CSS Color

CSS supports a wide variety of colors.

We can change the text color with the color property and the background with background-color.

h2 {
  color: black;
  background-color: blue;

I. Colors in CSS

There are four ways to represent color in CSS:

1. Named colors

There are 147 named colors. For example: blue, yellow, white, etc.

2. Hexadecimal or hex colors

A hex color begins with a hash character (#) followed by three or six characters. They could be numbers from 0 to 9 or letters from A to F.

The Hex codes are made up of 3 channels: red, blue, and green. When we combine different digits from each channel, we have a color.

For each channel, 0 represents the darkest shade while F represents the lightest shade.

For example: #BC1823.

3. RGB

RGB colors use the rgb() syntax with one value for red, one for blue, and one for green.

RGB values range from 0 to 255. For example: rgb(5, 150, 20).

4. HSL

HSL stands for hue (the color itself), saturation (the intensity of the color), and lightness (how light or dark a color is).

Hue ranges from 0 to 360, and saturation and lightness are represented as percentages: hsl(120, 20%, 50%).

5. Opacity

You can add opacity to color in RGB and HSL by adding a fourth value, a, representing a percentage.

II. Color theory

1. The Color Wheel

It comprises three color groups: primary, secondary, and tertiary.

  1. Primary colors are red, blue, and yellow.
  2. Secondary colors are created by mixing two primary colors, forming green, orange, and purple.
  3. Tertiary colors are formed when mixing secondary and primary. For example:
  • Red-orange (Vermillion)
  • Yellow-orange (Amber)
  • Yellow-green (Chartreuse)
  • Blue-green (Teal)
  • Blue-purple (Violet)
  • Red-purple (Magenta)

We can use Adobe Color CC and Cloudflare to help generate color schemes.

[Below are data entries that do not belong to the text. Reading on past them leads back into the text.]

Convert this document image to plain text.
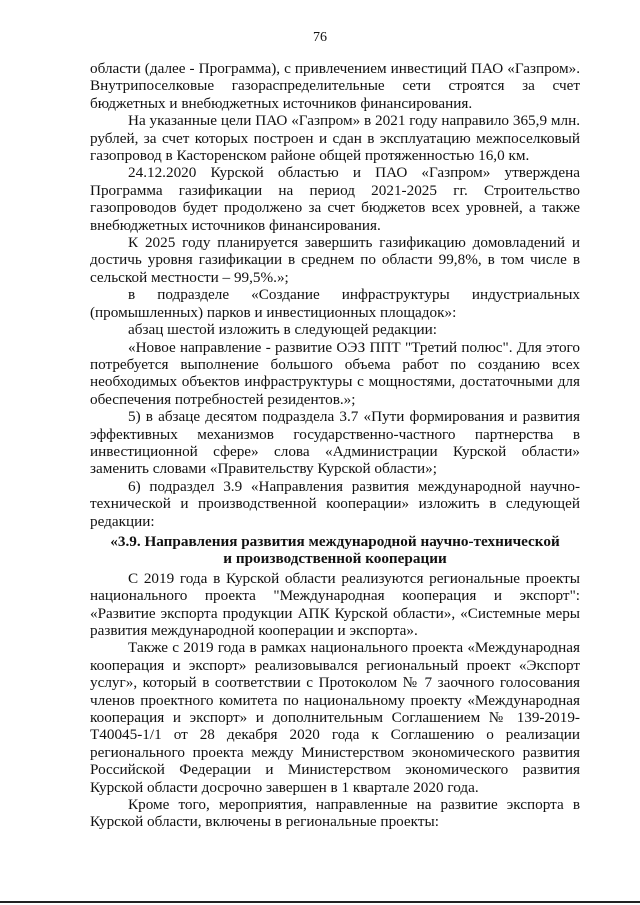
76

области (далее - Программа), с привлечением инвестиций ПАО «Газпром». Внутрипоселковые газораспределительные сети строятся за счет бюджетных и внебюджетных источников финансирования.

На указанные цели ПАО «Газпром» в 2021 году направило 365,9 млн. рублей, за счет которых построен и сдан в эксплуатацию межпоселковый газопровод в Касторенском районе общей протяженностью 16,0 км.

24.12.2020 Курской областью и ПАО «Газпром» утверждена Программа газификации на период 2021-2025 гг. Строительство газопроводов будет продолжено за счет бюджетов всех уровней, а также внебюджетных источников финансирования.

К 2025 году планируется завершить газификацию домовладений и достичь уровня газификации в среднем по области 99,8%, в том числе в сельской местности – 99,5%.»;

в подразделе «Создание инфраструктуры индустриальных (промышленных) парков и инвестиционных площадок»:

абзац шестой изложить в следующей редакции:

«Новое направление - развитие ОЭЗ ППТ "Третий полюс". Для этого потребуется выполнение большого объема работ по созданию всех необходимых объектов инфраструктуры с мощностями, достаточными для обеспечения потребностей резидентов.»;

5) в абзаце десятом подраздела 3.7 «Пути формирования и развития эффективных механизмов государственно-частного партнерства в инвестиционной сфере» слова «Администрации Курской области» заменить словами «Правительству Курской области»;

6) подраздел 3.9 «Направления развития международной научно-технической и производственной кооперации» изложить в следующей редакции:

«3.9. Направления развития международной научно-технической
и производственной кооперации

С 2019 года в Курской области реализуются региональные проекты национального проекта "Международная кооперация и экспорт": «Развитие экспорта продукции АПК Курской области», «Системные меры развития международной кооперации и экспорта».

Также с 2019 года в рамках национального проекта «Международная кооперация и экспорт» реализовывался региональный проект «Экспорт услуг», который в соответствии с Протоколом № 7 заочного голосования членов проектного комитета по национальному проекту «Международная кооперация и экспорт» и дополнительным Соглашением № 139-2019-Т40045-1/1 от 28 декабря 2020 года к Соглашению о реализации регионального проекта между Министерством экономического развития Российской Федерации и Министерством экономического развития Курской области досрочно завершен в 1 квартале 2020 года.

Кроме того, мероприятия, направленные на развитие экспорта в Курской области, включены в региональные проекты:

HSLA is the most semantic system of setting colors with CSS. Semantic provides more direct control over the color scheme and a more direct ability to manage contrast and create related color schemes.

p {
    color: hsla(34, 100%, 50%, 0.1); /* HSLA*/

Here is the meaning of each value

  • First value is Hue. This is expressed as the angle in degrees around the color wheel.
  • Saturation refers to the intensity or purity of that hue. Colors with full saturation (100%) are the color itself, and colors with no saturation (0%) are entirely grayscale.
  • Lightness refers to the lightness of the color. 0% is black, and 100% is white.
  • A, or alpha, refers to the opacity. 0% is fully transparent, and 100% is fully opaque.

3. Warm colors

Warm colors range between red and yellow. They present a feeling of aggression and are considered bold.

p {
  background-color: hsla(25, 100%, 50%, 1);

4. Cool colors

Cool colors range between blue, purple, and green. They also include gray. They bring a feeling of calming, soothing nature.

p {
  background-color: hsla(220, 100%, 50%, 1);

5. Tints and Shades

Tints occur when white is applied to color, adding or increasing the lightness of a hue.

Shades are created when black is added to a color, decreasing the hue’s lightness.

6. Color contrast

When applying color to your designs, you should ensure contrast levels to provide clarity for the elements on your page.

7. Color Schemes

Harmonizing colors will enable you to create elegant and usable designs.

Color schemes (or color palettes) result from pairing two or more colors together.

  • Monochromatic: Each color in the scheme is from the base color. It’s important to select a much lighter and much darker shade of the main color.
  • Complementary: It utilizes colors opposite each other on the color wheel.
  • Analogous: The schemes apply three or more colors adjacent to each other on the color wheel.
  • Triadic: The schemes consist of three colors equidistant from each other on the color wheel.

8. Color meaning

  • Red: Passionate, energetic, angry
  • Orange: Optimistic, playful, fun
  • Yellow: Welcoming, intellectual, impatient
  • Green: Prosperous, balanced, growing
  • Blue: Peaceful, loyal, cold
  • Purple: Imaginative, royal, spiritual
  • Gray: Unemotional, compromising
  • White: Innocent, pure
  • Black: Luxurious, powerful

III. Best practices for using Color

  • Use neon colors sparingly
  • Avoid vibrating colors
  • Use backdrops to separate vibrating colors
  • Avoid color combinations with insufficient contrast
  • It’s essential to Select a dominant brand color and supporting accent colors.
  • Use semantic colors for error and success messages
  • Use contrast to define sections and differentiate actions Having a neutral background (any color with low lightness or saturation) is a good base because it allows you to add high contrast to the parts of the site where you want to direct a user’s attention. Alternatively, a dark background with light-colored text is reasonable as well.
  • Keep users in mind when selecting color as many users can experience different types of color blindness:
    • red-green, where users struggle to differentiate between the red and green colors.
    • blue-yellow, where the blues tend to appear greener
    • monochromatic, when users can’t see color at all.